She sat quietly on the edge of the worn armchair, watching the small boy wrestle with his discovery of the world. His little hands gripped the sides of the training pot, his curious eyes studying the small pool that shimmered like gold in the morning light. When he reached to touch it, she gave a gentle tap — not in anger, but in guidance. The same way Jah sometimes taps the human heart to remind it of boundaries and grace.
Her mind wandered then, as it often did, through the forests of memory — the kind filled with Snow White’s whispers and Cinderella’s waiting dreams. There was once a time when she too believed every love story had a prince and every loss had a clear reason. But life had proven less kind, more complex. Some hearts lived only in their own heads, chasing comfort rather than compassion.
She thought of him — the one who had drifted away, balloon-like, full of words lighter than air. How tempting it was to hold onto that helium, to keep it close, even though she knew it was never meant to be breathed in. Poisonous air disguised as promise.
Her faith wrestled quietly within her chest. The human ache to be seen. The spiritual call to forgive. The woman inside her wondered if releasing the balloon meant losing part of herself — or saving it.
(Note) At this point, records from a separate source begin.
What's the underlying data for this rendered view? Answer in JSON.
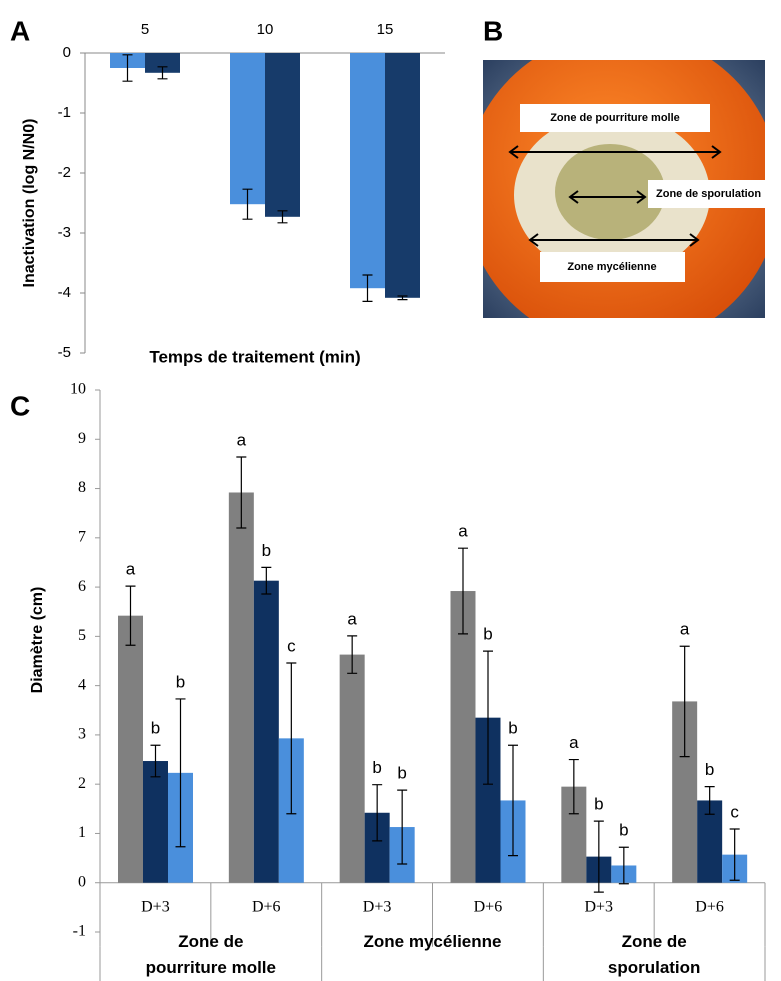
{
  "chart_data": [
    {
      "type": "bar",
      "panel_label": "A",
      "x_label": "Temps de traitement (min)",
      "y_label": "Inactivation (log N/N0)",
      "categories": [
        "5",
        "10",
        "15"
      ],
      "series": [
        {
          "color": "#4a8fdc",
          "values": [
            -0.25,
            -2.52,
            -3.92
          ],
          "errors": [
            0.22,
            0.25,
            0.22
          ]
        },
        {
          "color": "#173b6a",
          "values": [
            -0.33,
            -2.73,
            -4.08
          ],
          "errors": [
            0.1,
            0.1,
            0.03
          ]
        }
      ],
      "ylim": [
        -5,
        0
      ],
      "yticks": [
        0,
        -1,
        -2,
        -3,
        -4,
        -5
      ]
    },
    {
      "type": "bar",
      "panel_label": "C",
      "y_label": "Diamètre (cm)",
      "categories": [
        "D+3",
        "D+6",
        "D+3",
        "D+6",
        "D+3",
        "D+6"
      ],
      "groups": [
        "Zone de pourriture molle",
        "Zone mycélienne",
        "Zone de sporulation"
      ],
      "series": [
        {
          "color": "#808080",
          "values": [
            5.42,
            7.92,
            4.63,
            5.92,
            1.95,
            3.68
          ],
          "errors": [
            0.6,
            0.72,
            0.38,
            0.87,
            0.55,
            1.12
          ],
          "letters": [
            "a",
            "a",
            "a",
            "a",
            "a",
            "a"
          ]
        },
        {
          "color": "#0f3160",
          "values": [
            2.47,
            6.13,
            1.42,
            3.35,
            0.53,
            1.67
          ],
          "errors": [
            0.32,
            0.27,
            0.57,
            1.35,
            0.72,
            0.28
          ],
          "letters": [
            "b",
            "b",
            "b",
            "b",
            "b",
            "b"
          ]
        },
        {
          "color": "#4a8fdc",
          "values": [
            2.23,
            2.93,
            1.13,
            1.67,
            0.35,
            0.57
          ],
          "errors": [
            1.5,
            1.53,
            0.75,
            1.12,
            0.37,
            0.52
          ],
          "letters": [
            "b",
            "c",
            "b",
            "b",
            "b",
            "c"
          ]
        }
      ],
      "ylim": [
        -1,
        10
      ],
      "yticks": [
        -1,
        0,
        1,
        2,
        3,
        4,
        5,
        6,
        7,
        8,
        9,
        10
      ]
    }
  ],
  "photo": {
    "panel_label": "B",
    "labels": [
      "Zone de pourriture molle",
      "Zone de sporulation",
      "Zone mycélienne"
    ]
  }
}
The wind stirred the curtains then, brushing her face with a tenderness she recognized. It was not the man’s voice she heard, but Jah’s — steady and loving. “Who is like Me?” the whisper seemed to ask. No one. No love like His.
And so she exhaled. The balloon drifted upward, caught by a sky that needed no permission to carry it away. She smiled at her grandson, now giggling at the sound of the toilet lid closing, and knew that in some small, sacred way — both of them were learning what it meant to grow.